Wednesday 17 December 2014

The joy of Getting Ready




Last night my daughter Erin (centre) and her six friends descended on our house to get ready for the school Christmas dance. Remember the joy of getting ready? It was often the best part of the night. In fact sometimes I'd feel a slight twinge of disappointment when the time rolled around that we had to actually leave the house and go somewhere. Getting ready always happened with a friend, preferably at their place, as it was always more fun to be somewhere else. And it took so long! An hour at least, but more likely two or three - ie, approaching half of a normal working day. My life these days is generally about trying to achieve as much as possible in the shortest time.
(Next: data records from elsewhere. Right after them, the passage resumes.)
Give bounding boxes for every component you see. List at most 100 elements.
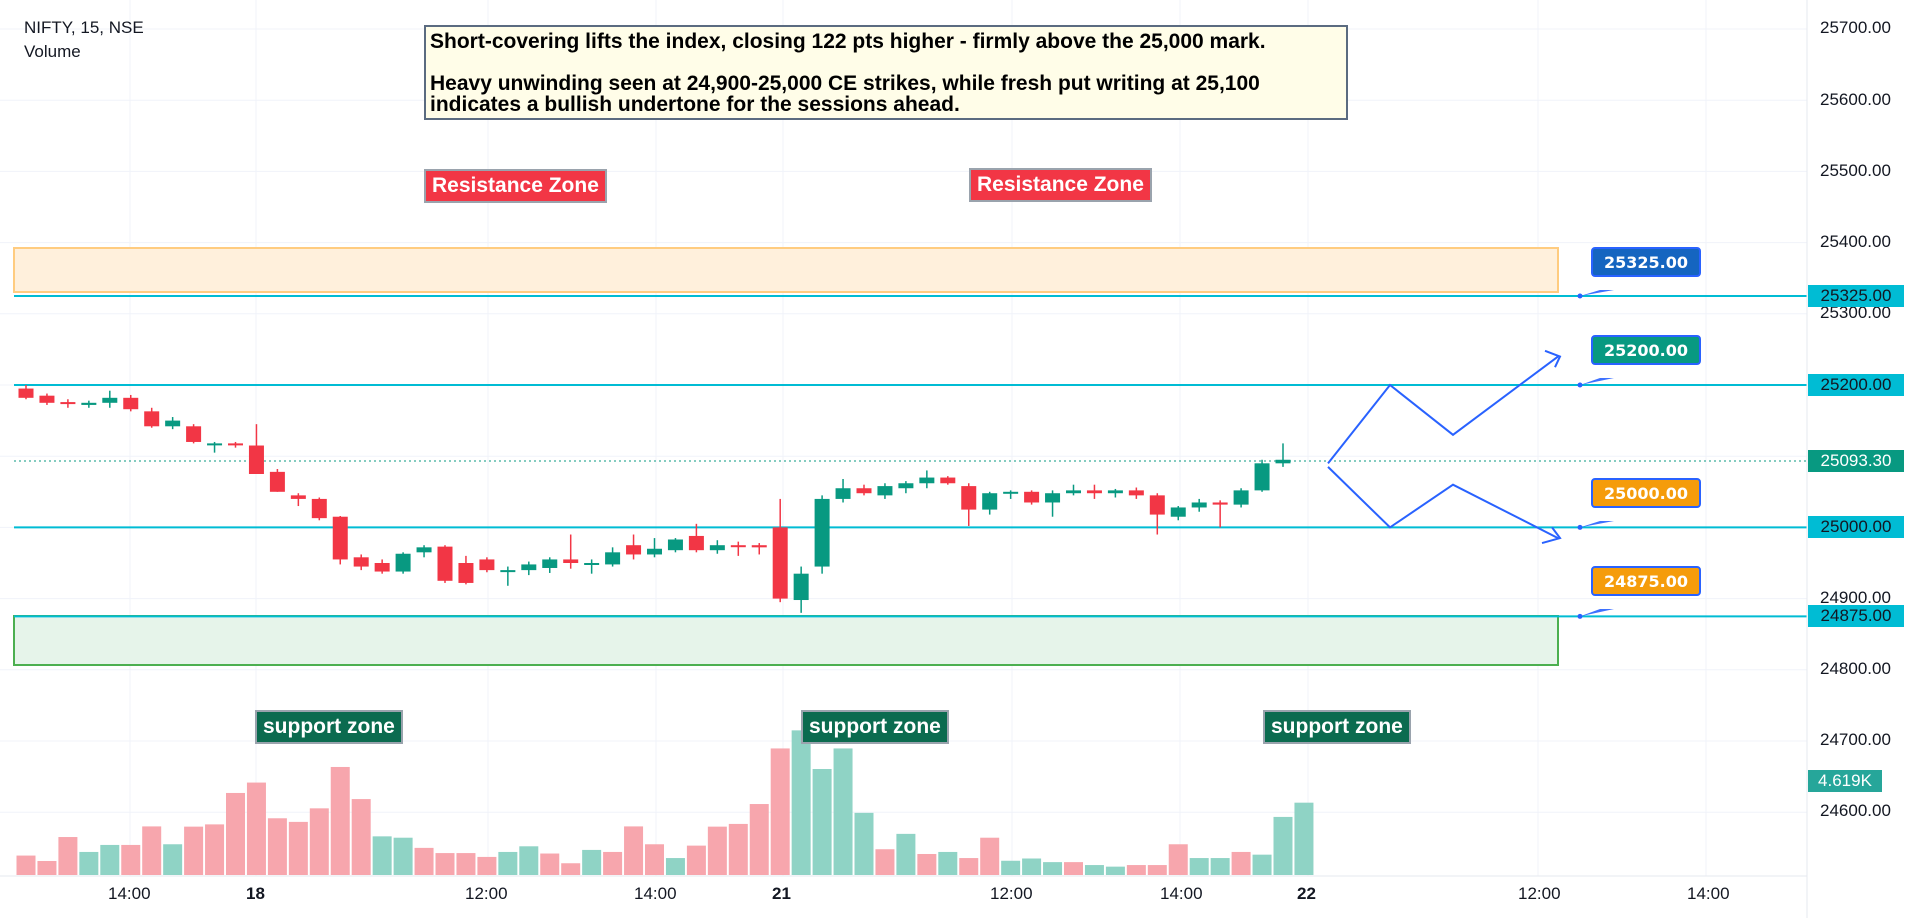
support-zone-label-1[interactable]: support zone	[255, 710, 403, 744]
volume-bar	[665, 858, 685, 875]
volume-legend[interactable]: Volume	[24, 42, 81, 61]
volume-bar	[498, 851, 518, 875]
price-tick: 24700.00	[1820, 730, 1891, 749]
volume-badge: 4.619K	[1808, 770, 1882, 792]
volume-bar	[477, 856, 497, 875]
price-tick: 24900.00	[1820, 588, 1891, 607]
time-tick: 14:00	[634, 884, 677, 903]
bearish-path-arrow	[1327, 466, 1559, 539]
arrow-head	[1544, 349, 1562, 368]
volume-bar	[1273, 816, 1293, 875]
candle-body	[248, 445, 264, 474]
volume-bar	[205, 824, 225, 875]
candle-body	[521, 564, 537, 571]
candle-body	[144, 411, 160, 427]
volume-bar	[1189, 858, 1209, 875]
candle-body	[374, 563, 390, 572]
volume-bar	[561, 863, 581, 875]
volume-bar	[1147, 865, 1167, 875]
callout-25200[interactable]: 25200.00	[1591, 335, 1701, 365]
volume-bar	[184, 826, 204, 875]
candle-body	[605, 552, 621, 565]
arrow-head	[1541, 526, 1562, 545]
volume-bar	[79, 851, 99, 875]
callout-pointers	[1577, 290, 1614, 619]
volume-bar	[770, 748, 790, 875]
volume-bar	[645, 844, 664, 875]
volume-bar	[519, 846, 539, 875]
callout-pointer	[1580, 378, 1614, 385]
volume-bars	[16, 730, 1314, 875]
resistance-zone-label-2[interactable]: Resistance Zone	[969, 168, 1152, 202]
candlesticks	[18, 385, 1291, 613]
time-tick: 14:00	[1687, 884, 1730, 903]
commentary-note[interactable]: Short-covering lifts the index, closing …	[424, 25, 1348, 120]
volume-bar	[1294, 802, 1314, 875]
candle-body	[1212, 502, 1228, 505]
candle-body	[856, 488, 872, 494]
price-badge-last: 25093.30	[1808, 450, 1904, 472]
candle-body	[1254, 463, 1270, 491]
candle-body	[311, 498, 327, 519]
volume-bar	[896, 833, 916, 875]
volume-bar	[540, 853, 560, 875]
candle-body	[458, 563, 474, 583]
symbol-legend: NIFTY, 15, NSE Volume	[24, 16, 144, 64]
volume-bar	[1043, 862, 1063, 875]
candle-body	[123, 397, 139, 410]
candle-body	[60, 402, 76, 405]
price-tick: 25400.00	[1820, 232, 1891, 251]
volume-bar	[37, 860, 57, 875]
level-lines	[14, 295, 1807, 618]
candle-body	[730, 545, 746, 548]
candle-body	[353, 557, 369, 567]
price-badge-25200: 25200.00	[1808, 374, 1904, 396]
volume-bar	[309, 808, 329, 875]
volume-bar	[16, 855, 36, 875]
volume-bar	[791, 730, 811, 875]
candle-body	[1275, 459, 1291, 464]
candle-body	[39, 395, 55, 403]
projection-arrows	[1327, 349, 1562, 545]
volume-bar	[1231, 851, 1251, 875]
resistance-zone-band	[13, 247, 1559, 293]
candle-body	[479, 559, 495, 571]
callout-anchor	[1577, 613, 1583, 619]
volume-bar	[1210, 858, 1230, 875]
candle-body	[332, 516, 348, 560]
candle-body	[207, 443, 223, 446]
callout-25325[interactable]: 25325.00	[1591, 247, 1701, 277]
volume-bar	[1168, 844, 1188, 875]
volume-bar	[749, 804, 769, 875]
symbol-ticker[interactable]: NIFTY, 15, NSE	[24, 18, 144, 37]
volume-bar	[393, 837, 413, 875]
price-badge-25000: 25000.00	[1808, 516, 1904, 538]
volume-bar	[707, 826, 727, 875]
time-tick: 12:00	[990, 884, 1033, 903]
volume-bar	[1064, 862, 1083, 875]
callout-24875[interactable]: 24875.00	[1591, 566, 1701, 596]
candle-body	[542, 559, 558, 568]
time-tick: 12:00	[465, 884, 508, 903]
volume-bar	[456, 853, 476, 875]
volume-bar	[246, 782, 266, 875]
price-tick: 25500.00	[1820, 161, 1891, 180]
support-zone-label-3[interactable]: support zone	[1263, 710, 1411, 744]
candle-body	[709, 545, 725, 551]
volume-bar	[603, 851, 623, 875]
support-zone-label-2[interactable]: support zone	[801, 710, 949, 744]
candle-body	[1128, 490, 1144, 496]
note-line-1: Short-covering lifts the index, closing …	[430, 30, 1266, 53]
price-tick: 25300.00	[1820, 303, 1891, 322]
candle-body	[982, 493, 998, 510]
callout-25000[interactable]: 25000.00	[1591, 478, 1701, 508]
callout-pointer	[1580, 609, 1614, 617]
candle-body	[1066, 490, 1081, 494]
candle-body	[835, 488, 851, 499]
candle-body	[81, 402, 97, 405]
time-tick: 14:00	[108, 884, 151, 903]
volume-bar	[812, 769, 832, 875]
resistance-zone-label-1[interactable]: Resistance Zone	[424, 169, 607, 203]
candle-body	[667, 539, 683, 551]
time-tick: 18	[246, 884, 265, 903]
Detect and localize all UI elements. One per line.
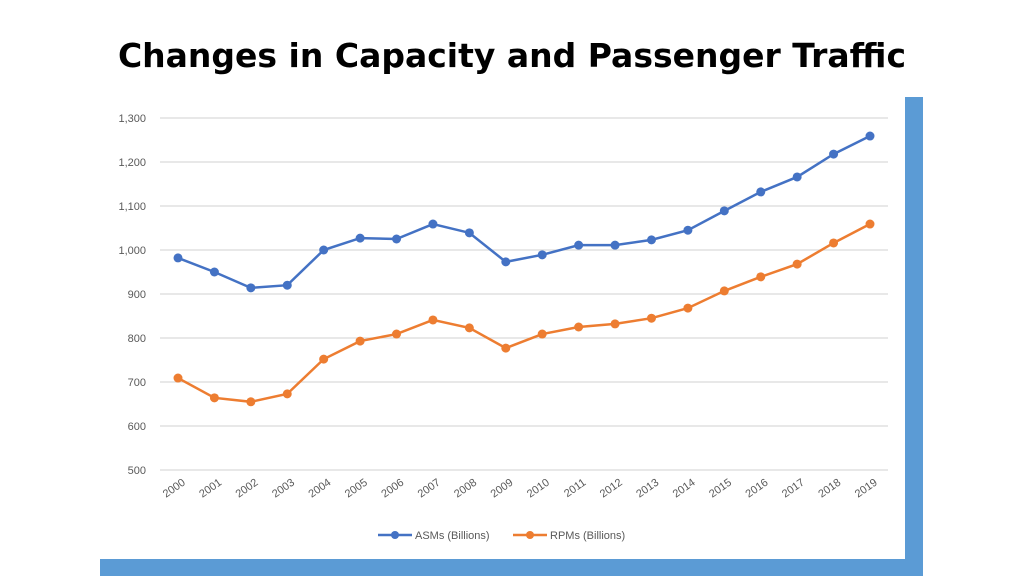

I can hardly remember how it felt to have virtually limitless time to spend on something so indulgent.

Of course, it wasn't really about applying make-up and tonging our hair. It was about being together, gossiping and sharing confidences and amidst clouds of loose powder and Elnett hairspray. There's something particularly intimate about the process of transformation; few people see us 'half done', after all. I always love those old black and white photos of Hollywood stars captured in deep concentration in their dressing rooms.

Our dressing rooms were our teenage bedrooms, plastered with Paul Weller posters and heady with Lulu perfume. My friend Karen's duvet cover was made from the same fabric as her curtains, which struck me as particularly chic. No boys were around as we caked on Rimmel foundation, although we'd discuss them in forensic detail, of course. When my children were younger I often found we'd have our most relaxed and revealing conversations when I was driving them somewhere. There's something about being engaged in another activity - crawling through traffic, applying mascara - that's conducive to easy and honest discussions.

Do I miss getting ready? Not especially, as it belongs to a time and a place that's long gone. It would seem as crazy as filling empty Soda Stream bottles with illicit booze to slug on the way to a party, and I hardly ever pull that stunt these days. It belongs to an era of getting dressed in something low-key, then throwing a carrier bag containing the 'real' outfit out of my bedroom window (to be retrieved and changed into in a phone box en route to the disco).

Getting ready these days takes about 15 minutes, even for a really posh do. I can hardly believe I'd once have spent ten times as long dolling myself up for a ropey old disco in a community hall. But they didn't seem ropey back then. I vividly remember the clothes we wore, the songs we danced to, and the elaborate plots we came up with in order to start conversations with boys. I remember Karen and I hitching a lift - I'd keel over from a heart attack if my daughter did that - to a disco in a neighbouring town.

So many things could go wrong with a night out. The boy you liked could get off with someone else, causing you to seek solace in too much Pernod and black. There were frequently fights in the loos and distraught friends to take care of. Worse still, that willing parent might have ignored instructions to wait around the corner, and parked right outside the venue for all to see. Putting your face on at a friend's house never involved such horrors. The getting ready part could never disappoint.

These days I'm the chauffeur and am used to tuning out as I transport a bunch of excitable teenagers home. I know better than to quiz them about how their evening was - because all they're going to say is, 'Fine.' But maybe it was merely fine, and getting ready was still the best part of the night.

Essential ingredients for getting ready: 

- Best friend(s)
- Music
- Parents/siblings well out of the way, out of earshot
- Cotton wool pads to mop off make-up mistakes
- Clear nail polish to glue snags in tights
- Cheap perfume
- Concealer
- Lipgloss
- A zillion accessories
- Hair tongs (I thought these had died out at around the time of fax machines but it would appear not!)